Users can ask questions like “What caused the increase in costs last month” and instantly receive clear, actionable insights. Customised data views can serve different teams with what they need most. Sales teams can access regional updates, while procurement teams can monitor supplier performance metrics, making insights more relevant and targeted. These AI features are built into familiar dashboards, so there’s no need to learn new systems. This reduces resistance, increases comfort, and speeds up adoption.

Domain-Specific AI Models: Precision over Generality

Generic AI models are often insufficient for specialised industries.
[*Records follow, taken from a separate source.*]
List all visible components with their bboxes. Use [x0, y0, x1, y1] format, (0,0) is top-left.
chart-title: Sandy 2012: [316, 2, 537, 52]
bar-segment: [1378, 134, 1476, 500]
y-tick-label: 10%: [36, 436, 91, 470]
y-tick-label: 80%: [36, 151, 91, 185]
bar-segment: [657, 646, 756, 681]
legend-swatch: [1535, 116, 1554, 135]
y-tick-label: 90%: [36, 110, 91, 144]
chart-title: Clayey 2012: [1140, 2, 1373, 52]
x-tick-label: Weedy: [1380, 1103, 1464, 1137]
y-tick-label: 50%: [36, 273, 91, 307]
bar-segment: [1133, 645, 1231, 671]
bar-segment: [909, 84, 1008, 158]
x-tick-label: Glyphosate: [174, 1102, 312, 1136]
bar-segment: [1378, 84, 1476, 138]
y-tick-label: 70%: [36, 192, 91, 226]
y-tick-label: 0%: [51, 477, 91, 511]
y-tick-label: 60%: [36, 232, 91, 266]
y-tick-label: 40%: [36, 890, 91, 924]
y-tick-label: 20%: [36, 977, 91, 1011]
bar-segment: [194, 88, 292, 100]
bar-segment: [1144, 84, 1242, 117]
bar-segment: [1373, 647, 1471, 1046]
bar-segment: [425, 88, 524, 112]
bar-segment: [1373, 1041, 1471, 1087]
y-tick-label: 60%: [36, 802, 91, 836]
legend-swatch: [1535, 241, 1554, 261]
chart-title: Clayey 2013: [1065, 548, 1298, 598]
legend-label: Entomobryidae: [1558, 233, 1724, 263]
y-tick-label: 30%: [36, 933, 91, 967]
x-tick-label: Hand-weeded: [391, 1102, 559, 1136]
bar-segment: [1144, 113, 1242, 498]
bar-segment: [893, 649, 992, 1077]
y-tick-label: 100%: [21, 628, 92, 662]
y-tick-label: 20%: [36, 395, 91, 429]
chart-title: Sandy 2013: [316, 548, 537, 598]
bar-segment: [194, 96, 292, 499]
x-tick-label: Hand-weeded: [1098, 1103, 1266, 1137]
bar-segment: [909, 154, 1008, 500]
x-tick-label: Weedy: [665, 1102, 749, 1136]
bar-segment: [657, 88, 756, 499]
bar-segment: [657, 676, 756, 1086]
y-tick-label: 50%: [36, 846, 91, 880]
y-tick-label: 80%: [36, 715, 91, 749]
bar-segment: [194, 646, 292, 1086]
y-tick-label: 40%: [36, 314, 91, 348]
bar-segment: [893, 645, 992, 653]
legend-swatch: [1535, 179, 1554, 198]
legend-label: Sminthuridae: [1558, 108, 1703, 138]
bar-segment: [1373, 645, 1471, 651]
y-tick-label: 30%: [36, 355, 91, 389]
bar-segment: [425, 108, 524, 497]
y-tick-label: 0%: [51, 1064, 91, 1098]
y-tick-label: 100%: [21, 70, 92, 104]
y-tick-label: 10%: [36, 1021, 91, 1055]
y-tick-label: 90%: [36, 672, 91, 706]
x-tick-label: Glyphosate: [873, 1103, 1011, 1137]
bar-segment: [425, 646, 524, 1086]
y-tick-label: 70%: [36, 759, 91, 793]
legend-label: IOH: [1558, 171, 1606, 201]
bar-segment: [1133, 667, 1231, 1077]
Domain-specific models that understand sectoral language and processes perform significantly better. In the financial sector, for example, tailored models are outperforming general-purpose algorithms.

Domain-specific AI provides:

  • Greater predictive accuracy

  • More relevant decision-making

  • Increased trust and system adoption

The generative AI market in agriculture is projected to grow from 216 million US dollars in 2024 to over 2 billion US dollars by 2034. This growth is being driven by applications such as yield prediction, crop health analysis, and supply chain optimisation, which require deep agricultural knowledge. Similarly, in the pharmaceutical industry, domain-adapted AI models are helping to accelerate drug discovery and improve the efficiency of clinical trials through better interpretation of biomedical data.

Conclusion: Align, Trust, and Scale

The most successful AI initiatives begin with a well-defined business case and result in empowered, confident users. Chief Technology Officers must align AI projects with strategic objectives, enable their workforce to work effectively with new technologies, and ensure that AI solutions integrate smoothly with existing systems.

Investing in explainable, custom-built AI is essential for building trust, which is the cornerstone of widespread adoption.

In the end, AI that works is AI that becomes part of everyday operations. It solves genuine problems, earns user confidence, and scales sustainably. It is no longer enough to deploy AI in the name of innovation. The future will belong to organisations that use AI not as a magical solution, but as a strategic business enabler, one that is grounded in purpose, guided by insight, and shaped by the people who use it.